Understanding the drug release process represents a key step to design and optimize possible innovative carriers.

In this application note we present a study on the drug release of the commercial medicine Aspirin® (acetylsalicylic acid, from Bayer, Germany) in a well-known surfactant system based on Cetylpyridinium Chloride, used as carrier.

The process was monitored by following the time evolution of the viscoelastic properties of the sample by means of DWS microrheology

 

 

 

 
 

Introduction

Diffusing Wave Spectroscopy (DWS) is a light scattering technique [1,2] that enables the user to perform a quick and accurate microrheological analysis of a viscoelastic fluid sample. It provides information about the medium’s linear rheological properties, namely the frequency-dependent storage and loss moduli, G’(ω) and G’’(ω), respectively and, consequently, the complex viscosity, η* [3]. DWS can be applied to a rich variety of soft-matter systems, whose properties can be analyzed and monitored, and is particularly useful to follow time-dependent processes due to the non-destructive, quick measurements. The possibility to monitor a drug release process using the non-invasive DWS microrheology, over a broad range of frequencies, can be of particular interest in the context of the design and optimization of the release mechanism.

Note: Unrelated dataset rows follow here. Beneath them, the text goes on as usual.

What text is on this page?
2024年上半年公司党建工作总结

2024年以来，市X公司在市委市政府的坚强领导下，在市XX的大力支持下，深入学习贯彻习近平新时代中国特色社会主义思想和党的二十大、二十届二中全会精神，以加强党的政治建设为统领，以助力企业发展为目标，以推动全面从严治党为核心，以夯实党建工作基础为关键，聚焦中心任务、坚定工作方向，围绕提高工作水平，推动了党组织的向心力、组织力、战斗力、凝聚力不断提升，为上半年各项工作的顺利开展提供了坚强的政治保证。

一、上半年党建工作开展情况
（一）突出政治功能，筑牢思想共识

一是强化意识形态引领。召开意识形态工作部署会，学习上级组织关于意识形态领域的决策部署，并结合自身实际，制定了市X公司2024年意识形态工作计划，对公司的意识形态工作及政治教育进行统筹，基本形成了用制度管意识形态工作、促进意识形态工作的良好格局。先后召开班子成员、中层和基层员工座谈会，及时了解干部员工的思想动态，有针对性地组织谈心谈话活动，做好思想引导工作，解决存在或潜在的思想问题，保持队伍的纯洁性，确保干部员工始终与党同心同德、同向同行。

In this work we monitor the release of commercial Aspirin® in an aqueous surfactant solution. The Aspirin® concentration, like other non-steroidal anti-flammatory drugs (NSAIDs) [4,5], plays a crucial role in the formation of the micellar microstructure and the dynamics of the overall system. In the past, the influence of the concentration of other NSAIDs has only been studied by manually changing its amount in the suspending medium. Owing to the superior time resolution and the fact that the sample can be kept neatly sealed in a cuvette, we demonstrate that DWS can follow the dissolution process of Aspirin® in a single sample.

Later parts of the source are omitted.